Lá fora a chuva
quase não dá tréguas. O Inverno mal acabou de chegar. Os beirais da casa choram
copiosamente numa sintonia digna de um grande maestro, só se desviando a cada
rajada de vento que os faz ondular ora para um lado, ora para o outro. A grota
vai aumentando de volume, porque o ruído desenfreado do líquido a abrir caminho
em direcção à água-mãe tem pressa. Pela pequena vidraça embaciada das
janelinhas vejo os bardos que se agitam, se dobram e redobram num desespero
incessante. Na amassaria da cozinha, uma luz amarelo-doirada do candeeiro a
petróleo requebra-se a cada sopro de vento que desce pela chaminé abaixo. O forno está
aceso, o brasido resplandece num tom púrpura, e lá dentro, no tecto, a cor encarnada
indica-nos que está quase no ponto de rapar o brasido cá para a porta, para
então a mãe pôr o pão de milho a cozer. É claro que ela teve primeiro que
preparar a massa, amassá-la e deixá-la levedar, para então ser tendida antes de
ir para o forno. Num instante, um enorme clarão invadiu toda a casa, que ao
mesmo tempo estremeceu com o ribombar do trovão; até parece que o céu vai
desabar sobre as nossas cabeças, por isso, a mãe apressa-se a apelar à
misericórdia de Deus. Já há dias que nós fizemos o pedido das nossas ofertas ao Menino Jesus,
deixando uns papelinhos debaixo das nossas almofadas para que Ele os viesse
buscar durante a noite. Ah, esqueci-me de dizer-vos que hoje é véspera de
Natal, por isso nós, miúdos estamos muito agitados para recebermos as nossas
ofertas; sim, agora ainda são ofertas, porque isso de prendas há-de chamar-se
só mais lá para diante. E o presépio, ainda não falei dele! Pois, o presépio já está feito há uma
semana. Como
não podia deixar de ser, fomos apanhar o musgo e as leivas para lhe dar um tom
mais verdinho. Também não faltaram as figurinhas pequeninas em barro: o Menino
Jesus, a Virgem Maria, São José, os Reis Magos, o burrinho, a vaca e as ovelhas
(parece que daqui a alguns anos o Papa Bento XVI vai dizer num livro, sobre a
“Infância de Jesus”, que no Evangelho "não se fala de animais no lugar
onde Jesus nasceu", mas como bom pai, ainda vai tolerando que os animais
façam parte do nosso presépio este ano). Mas vamos ao que nos interessa, que
são as nossas ofertas. Afinal quando é que o Menino Jesus chega – perguntámos à
nossa mãe - e vocês estão a perguntar, porque é que é o Menino Jesus e não o Pai
Natal?

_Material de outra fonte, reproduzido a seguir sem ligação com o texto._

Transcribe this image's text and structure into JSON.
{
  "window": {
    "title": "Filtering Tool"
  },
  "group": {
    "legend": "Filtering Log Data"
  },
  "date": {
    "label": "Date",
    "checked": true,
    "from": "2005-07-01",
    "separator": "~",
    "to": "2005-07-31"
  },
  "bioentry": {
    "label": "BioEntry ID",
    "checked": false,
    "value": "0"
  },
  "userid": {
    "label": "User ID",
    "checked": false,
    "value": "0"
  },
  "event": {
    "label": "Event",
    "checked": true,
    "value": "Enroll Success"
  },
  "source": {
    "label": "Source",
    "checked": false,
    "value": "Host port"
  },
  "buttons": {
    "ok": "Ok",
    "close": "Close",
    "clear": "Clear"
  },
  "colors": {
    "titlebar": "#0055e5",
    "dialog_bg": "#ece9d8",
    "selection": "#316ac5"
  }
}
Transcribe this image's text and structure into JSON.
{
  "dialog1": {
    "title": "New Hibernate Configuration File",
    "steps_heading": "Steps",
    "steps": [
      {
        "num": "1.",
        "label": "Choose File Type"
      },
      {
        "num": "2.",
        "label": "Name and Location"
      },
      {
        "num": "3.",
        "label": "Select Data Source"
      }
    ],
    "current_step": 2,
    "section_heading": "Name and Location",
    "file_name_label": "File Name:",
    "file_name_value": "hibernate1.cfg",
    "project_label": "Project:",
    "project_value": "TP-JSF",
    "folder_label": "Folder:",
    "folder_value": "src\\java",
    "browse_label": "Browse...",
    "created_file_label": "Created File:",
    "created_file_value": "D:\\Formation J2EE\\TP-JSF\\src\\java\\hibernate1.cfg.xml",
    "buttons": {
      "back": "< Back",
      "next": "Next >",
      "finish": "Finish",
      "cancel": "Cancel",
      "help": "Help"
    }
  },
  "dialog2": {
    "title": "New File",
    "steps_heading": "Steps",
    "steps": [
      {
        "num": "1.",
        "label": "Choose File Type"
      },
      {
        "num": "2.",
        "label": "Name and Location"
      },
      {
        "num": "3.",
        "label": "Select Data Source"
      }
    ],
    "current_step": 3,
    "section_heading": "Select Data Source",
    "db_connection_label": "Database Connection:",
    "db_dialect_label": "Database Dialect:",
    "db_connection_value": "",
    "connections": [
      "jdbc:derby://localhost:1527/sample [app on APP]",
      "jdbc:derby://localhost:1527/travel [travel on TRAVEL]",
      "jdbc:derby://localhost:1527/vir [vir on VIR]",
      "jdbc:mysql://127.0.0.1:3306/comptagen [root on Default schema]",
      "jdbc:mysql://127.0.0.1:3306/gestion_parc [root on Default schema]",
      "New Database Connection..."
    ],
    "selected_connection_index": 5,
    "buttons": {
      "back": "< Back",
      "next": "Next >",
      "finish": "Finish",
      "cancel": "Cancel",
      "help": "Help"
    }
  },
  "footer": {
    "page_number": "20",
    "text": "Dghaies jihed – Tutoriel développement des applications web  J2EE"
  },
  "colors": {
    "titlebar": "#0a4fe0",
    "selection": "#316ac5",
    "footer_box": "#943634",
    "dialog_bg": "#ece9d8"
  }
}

A resposta é simples: isso é uma modernice que vocês adultos copiaram
dos americanos e que há-de vir daqui a alguns anos! Então, ela mesmo ocupada
com o pôr o pão no forno, aconselha-nos que nos deitemos, porque Ele só virá
depois da meia-noite. Assim foi. Mas quase que não conseguimos adormecer; a
sonhar acordados com as nossas ofertas. Apesar disso, lá adormecemos pelo meio
dos alvos e gélidos lençóis de algodão. Passado pouco tempo, a mãe veio
acordar-nos. O Menino Jesus já tinha vindo, e debaixo de cada uma das nossas
almofadas havia um pacotinho de papel pardo com figos passados e um
chocolatinho da marca Regina. Lá ficámos num frenesim, a dar dentadinhas
pequeninas no chocolatinho, para que ele durasse muito tempo, e fomos comendo
os figos passados, que sempre são pouco mais de meia dúzia. E daqui a pouco
vamos voltar a adormecer, mesmo que as ofertas não tenham sido aquelas que
tínhamos pedido ao Menino Jesus. É que o nosso Menino Jesus é pobre, por isso
não nos pôde dar aquilo que queríamos.